Dabei war die Börse Sofia schon im angeblich statistisch schlechtesten Börsenmonat um 20% gestiegen. Der SOFIX-Index erreichte mit dem neuen Allzeit-Hoch ein Plus von 51% und der marktbreitere BG40-Index sogar ein Plus von 170%. Vor allem Holdings und Chemiewerte waren stark nachgefragt und erreichten eine Performance von 300-400% im Durchschnitt. Dagegen kam es an der Nachbarbörse Bukarest im September zu erheblichen Kurseinbussen durch Gewinnmitnahmen.
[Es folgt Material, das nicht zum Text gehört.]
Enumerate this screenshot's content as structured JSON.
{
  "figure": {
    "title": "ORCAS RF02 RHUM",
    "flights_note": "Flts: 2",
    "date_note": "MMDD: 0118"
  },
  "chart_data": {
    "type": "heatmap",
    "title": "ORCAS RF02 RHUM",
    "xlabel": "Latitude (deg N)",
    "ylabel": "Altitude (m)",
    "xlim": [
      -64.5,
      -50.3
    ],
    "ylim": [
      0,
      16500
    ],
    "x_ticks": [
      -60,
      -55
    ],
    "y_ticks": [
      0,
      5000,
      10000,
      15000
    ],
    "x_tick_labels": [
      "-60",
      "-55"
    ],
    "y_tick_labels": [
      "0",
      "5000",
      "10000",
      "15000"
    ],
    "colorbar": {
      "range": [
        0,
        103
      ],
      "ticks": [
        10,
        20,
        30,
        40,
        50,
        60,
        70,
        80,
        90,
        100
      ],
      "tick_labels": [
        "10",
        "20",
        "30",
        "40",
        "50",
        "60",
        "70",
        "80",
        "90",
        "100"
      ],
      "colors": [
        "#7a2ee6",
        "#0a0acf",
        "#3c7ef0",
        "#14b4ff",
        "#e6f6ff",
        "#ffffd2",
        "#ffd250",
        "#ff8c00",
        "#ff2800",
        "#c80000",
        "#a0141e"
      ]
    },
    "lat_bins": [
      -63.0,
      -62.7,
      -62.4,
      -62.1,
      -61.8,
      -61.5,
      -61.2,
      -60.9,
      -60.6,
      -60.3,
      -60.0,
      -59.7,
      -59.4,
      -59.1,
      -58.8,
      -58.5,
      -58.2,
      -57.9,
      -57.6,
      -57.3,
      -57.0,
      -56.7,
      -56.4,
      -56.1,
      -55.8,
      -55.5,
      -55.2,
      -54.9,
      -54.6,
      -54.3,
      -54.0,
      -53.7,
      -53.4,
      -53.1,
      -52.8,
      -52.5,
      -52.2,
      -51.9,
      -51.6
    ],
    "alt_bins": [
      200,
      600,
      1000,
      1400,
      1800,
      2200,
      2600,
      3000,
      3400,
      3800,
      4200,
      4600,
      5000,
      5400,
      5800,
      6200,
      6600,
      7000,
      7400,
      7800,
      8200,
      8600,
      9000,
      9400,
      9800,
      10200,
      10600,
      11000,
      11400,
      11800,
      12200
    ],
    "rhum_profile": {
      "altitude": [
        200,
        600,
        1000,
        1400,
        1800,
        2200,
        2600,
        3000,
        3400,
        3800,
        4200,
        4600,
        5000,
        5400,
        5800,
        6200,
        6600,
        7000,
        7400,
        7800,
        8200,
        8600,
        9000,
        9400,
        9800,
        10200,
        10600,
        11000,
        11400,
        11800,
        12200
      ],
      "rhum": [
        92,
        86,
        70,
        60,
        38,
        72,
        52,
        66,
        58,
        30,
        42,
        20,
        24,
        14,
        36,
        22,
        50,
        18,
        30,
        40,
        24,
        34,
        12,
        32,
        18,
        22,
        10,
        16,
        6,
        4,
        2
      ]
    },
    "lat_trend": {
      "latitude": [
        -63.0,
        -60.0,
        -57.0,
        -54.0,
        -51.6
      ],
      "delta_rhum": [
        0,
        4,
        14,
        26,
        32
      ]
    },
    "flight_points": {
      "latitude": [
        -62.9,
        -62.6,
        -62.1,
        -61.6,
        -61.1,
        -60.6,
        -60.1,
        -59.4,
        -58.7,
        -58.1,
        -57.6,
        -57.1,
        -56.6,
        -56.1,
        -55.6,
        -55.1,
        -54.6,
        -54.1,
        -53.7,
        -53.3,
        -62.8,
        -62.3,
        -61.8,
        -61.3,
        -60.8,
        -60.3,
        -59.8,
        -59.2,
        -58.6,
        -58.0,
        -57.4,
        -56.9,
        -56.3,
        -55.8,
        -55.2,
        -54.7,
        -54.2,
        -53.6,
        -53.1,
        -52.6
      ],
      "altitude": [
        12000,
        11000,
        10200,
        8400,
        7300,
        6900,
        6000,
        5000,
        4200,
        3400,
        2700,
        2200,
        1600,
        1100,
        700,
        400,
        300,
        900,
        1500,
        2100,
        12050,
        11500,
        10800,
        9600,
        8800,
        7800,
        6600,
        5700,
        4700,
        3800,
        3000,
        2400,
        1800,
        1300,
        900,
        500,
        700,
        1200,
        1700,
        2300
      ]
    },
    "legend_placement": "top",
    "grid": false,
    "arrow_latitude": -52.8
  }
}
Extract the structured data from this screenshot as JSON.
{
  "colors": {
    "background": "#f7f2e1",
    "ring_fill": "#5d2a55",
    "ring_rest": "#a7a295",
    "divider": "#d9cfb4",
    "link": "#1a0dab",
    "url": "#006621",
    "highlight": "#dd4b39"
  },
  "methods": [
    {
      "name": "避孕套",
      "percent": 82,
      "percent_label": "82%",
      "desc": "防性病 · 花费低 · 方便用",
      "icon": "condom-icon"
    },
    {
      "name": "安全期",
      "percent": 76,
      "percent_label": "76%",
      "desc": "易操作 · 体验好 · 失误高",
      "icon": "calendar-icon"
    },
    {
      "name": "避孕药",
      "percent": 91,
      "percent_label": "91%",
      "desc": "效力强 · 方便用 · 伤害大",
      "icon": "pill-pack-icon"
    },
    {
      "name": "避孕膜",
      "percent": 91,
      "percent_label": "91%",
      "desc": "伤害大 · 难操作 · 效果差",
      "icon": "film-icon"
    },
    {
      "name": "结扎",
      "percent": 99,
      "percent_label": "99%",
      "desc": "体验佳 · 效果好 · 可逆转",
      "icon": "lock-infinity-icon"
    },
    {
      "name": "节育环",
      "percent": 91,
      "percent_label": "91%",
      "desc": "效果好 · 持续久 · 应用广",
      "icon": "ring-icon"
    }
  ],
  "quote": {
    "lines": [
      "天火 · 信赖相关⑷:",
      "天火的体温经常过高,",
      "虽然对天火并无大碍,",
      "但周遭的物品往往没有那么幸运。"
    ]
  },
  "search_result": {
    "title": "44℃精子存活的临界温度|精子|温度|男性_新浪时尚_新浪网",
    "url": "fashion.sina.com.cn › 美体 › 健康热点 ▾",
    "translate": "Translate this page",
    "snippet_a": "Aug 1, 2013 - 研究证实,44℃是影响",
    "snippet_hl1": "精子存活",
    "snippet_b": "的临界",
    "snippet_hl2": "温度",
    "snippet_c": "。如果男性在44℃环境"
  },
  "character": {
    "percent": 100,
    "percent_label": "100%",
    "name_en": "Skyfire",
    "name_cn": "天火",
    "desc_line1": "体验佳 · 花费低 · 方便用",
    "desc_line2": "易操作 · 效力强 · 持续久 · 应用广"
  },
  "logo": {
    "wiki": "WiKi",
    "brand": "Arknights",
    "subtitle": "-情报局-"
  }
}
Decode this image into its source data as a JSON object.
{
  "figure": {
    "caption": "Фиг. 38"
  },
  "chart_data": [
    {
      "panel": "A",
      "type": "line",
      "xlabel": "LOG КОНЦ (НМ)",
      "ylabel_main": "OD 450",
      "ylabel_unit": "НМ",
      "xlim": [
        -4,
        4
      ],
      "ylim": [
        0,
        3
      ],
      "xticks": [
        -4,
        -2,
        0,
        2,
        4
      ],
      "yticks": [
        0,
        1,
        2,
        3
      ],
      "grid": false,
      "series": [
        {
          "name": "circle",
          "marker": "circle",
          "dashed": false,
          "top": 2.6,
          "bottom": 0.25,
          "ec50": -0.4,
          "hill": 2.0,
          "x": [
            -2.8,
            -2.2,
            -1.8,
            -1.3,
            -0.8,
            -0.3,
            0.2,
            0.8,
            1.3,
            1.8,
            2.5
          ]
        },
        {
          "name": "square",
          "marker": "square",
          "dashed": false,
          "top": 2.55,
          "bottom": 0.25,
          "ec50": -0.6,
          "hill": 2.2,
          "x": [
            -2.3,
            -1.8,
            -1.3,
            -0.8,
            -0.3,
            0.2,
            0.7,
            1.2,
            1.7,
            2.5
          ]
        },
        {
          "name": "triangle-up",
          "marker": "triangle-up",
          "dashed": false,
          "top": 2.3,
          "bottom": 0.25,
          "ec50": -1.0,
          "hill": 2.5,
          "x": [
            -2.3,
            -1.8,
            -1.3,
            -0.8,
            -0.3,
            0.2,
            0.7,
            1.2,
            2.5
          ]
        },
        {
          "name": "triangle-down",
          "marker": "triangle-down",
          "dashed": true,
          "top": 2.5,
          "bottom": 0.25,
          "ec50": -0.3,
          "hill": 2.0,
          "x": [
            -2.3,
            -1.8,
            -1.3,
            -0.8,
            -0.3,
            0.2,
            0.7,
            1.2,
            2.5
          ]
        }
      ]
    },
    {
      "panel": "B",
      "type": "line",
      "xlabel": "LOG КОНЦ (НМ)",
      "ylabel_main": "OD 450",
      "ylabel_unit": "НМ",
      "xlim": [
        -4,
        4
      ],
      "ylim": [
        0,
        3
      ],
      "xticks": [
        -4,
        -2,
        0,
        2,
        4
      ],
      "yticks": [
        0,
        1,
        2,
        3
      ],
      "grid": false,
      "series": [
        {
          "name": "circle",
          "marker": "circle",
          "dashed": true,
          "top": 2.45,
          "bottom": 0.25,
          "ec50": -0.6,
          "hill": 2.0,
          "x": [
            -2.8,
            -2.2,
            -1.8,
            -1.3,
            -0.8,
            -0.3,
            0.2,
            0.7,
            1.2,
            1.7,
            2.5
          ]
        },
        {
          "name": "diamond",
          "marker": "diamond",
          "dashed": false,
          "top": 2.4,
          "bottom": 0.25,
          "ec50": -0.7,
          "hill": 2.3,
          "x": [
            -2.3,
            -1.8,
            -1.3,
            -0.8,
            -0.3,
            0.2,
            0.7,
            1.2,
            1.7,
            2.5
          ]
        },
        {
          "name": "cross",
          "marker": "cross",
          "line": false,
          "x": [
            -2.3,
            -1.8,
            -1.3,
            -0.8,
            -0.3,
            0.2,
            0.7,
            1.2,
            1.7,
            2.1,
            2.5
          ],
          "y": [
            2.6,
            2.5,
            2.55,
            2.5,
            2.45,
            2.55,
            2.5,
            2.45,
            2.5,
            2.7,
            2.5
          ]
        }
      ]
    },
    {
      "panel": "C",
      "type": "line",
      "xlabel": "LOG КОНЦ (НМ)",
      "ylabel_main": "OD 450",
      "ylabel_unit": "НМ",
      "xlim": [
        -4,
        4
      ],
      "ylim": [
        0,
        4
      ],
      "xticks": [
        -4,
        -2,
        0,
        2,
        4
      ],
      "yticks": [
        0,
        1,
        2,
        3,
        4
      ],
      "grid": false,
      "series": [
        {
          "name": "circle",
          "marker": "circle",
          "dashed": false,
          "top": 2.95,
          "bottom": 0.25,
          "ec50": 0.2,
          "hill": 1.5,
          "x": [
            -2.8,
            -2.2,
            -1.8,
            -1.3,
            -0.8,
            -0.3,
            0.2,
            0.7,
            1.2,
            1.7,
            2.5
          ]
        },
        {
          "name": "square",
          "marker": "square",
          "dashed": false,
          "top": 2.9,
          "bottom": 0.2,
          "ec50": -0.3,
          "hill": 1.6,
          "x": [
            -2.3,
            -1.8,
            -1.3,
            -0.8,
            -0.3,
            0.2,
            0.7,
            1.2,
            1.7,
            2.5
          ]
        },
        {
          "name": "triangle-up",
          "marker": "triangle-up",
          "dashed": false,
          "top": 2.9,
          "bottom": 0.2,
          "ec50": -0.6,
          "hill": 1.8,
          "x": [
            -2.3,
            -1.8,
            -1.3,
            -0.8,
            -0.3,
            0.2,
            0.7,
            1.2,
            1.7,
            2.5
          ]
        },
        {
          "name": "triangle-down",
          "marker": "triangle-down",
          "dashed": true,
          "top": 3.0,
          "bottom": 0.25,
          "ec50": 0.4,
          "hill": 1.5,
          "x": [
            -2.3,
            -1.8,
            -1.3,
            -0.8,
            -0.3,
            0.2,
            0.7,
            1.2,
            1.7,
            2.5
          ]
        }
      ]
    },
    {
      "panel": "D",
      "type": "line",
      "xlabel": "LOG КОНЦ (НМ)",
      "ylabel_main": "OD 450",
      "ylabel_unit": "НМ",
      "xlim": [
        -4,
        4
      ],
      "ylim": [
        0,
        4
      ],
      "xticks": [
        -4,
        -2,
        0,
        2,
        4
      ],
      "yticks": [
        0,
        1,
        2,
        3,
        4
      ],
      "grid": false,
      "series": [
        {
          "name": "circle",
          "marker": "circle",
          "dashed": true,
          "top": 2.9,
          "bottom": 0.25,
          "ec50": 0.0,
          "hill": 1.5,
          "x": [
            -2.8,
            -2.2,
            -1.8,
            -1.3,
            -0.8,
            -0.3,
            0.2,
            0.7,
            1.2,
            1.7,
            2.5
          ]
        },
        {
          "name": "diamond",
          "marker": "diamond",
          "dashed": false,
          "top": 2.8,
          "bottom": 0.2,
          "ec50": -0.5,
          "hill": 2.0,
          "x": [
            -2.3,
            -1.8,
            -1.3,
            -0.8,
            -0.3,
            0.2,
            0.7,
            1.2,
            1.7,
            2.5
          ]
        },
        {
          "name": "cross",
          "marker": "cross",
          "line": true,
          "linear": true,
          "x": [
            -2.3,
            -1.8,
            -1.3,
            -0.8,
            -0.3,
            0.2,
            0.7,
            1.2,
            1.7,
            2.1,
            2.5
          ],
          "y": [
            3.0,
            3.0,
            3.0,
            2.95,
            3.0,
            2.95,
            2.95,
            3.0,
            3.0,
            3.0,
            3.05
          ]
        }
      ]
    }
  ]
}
Auch die Aktien aus Kasachstan gaben erheblich nach, da sich die Banken aus Kasachstan, die den KTX-Index dominieren, sehr stark im Ausland verschuldet haben und es nun Befürchtungen gibt, dass sich die Zinskosten erheblich erhöhen. Ganz im Gegensatz dazu ist das Wachstum der ukrainischen Banken überwiegend durch Einlagenzuwächse finanziert, so wie es nach der goldenen Bankregel auch sein soll.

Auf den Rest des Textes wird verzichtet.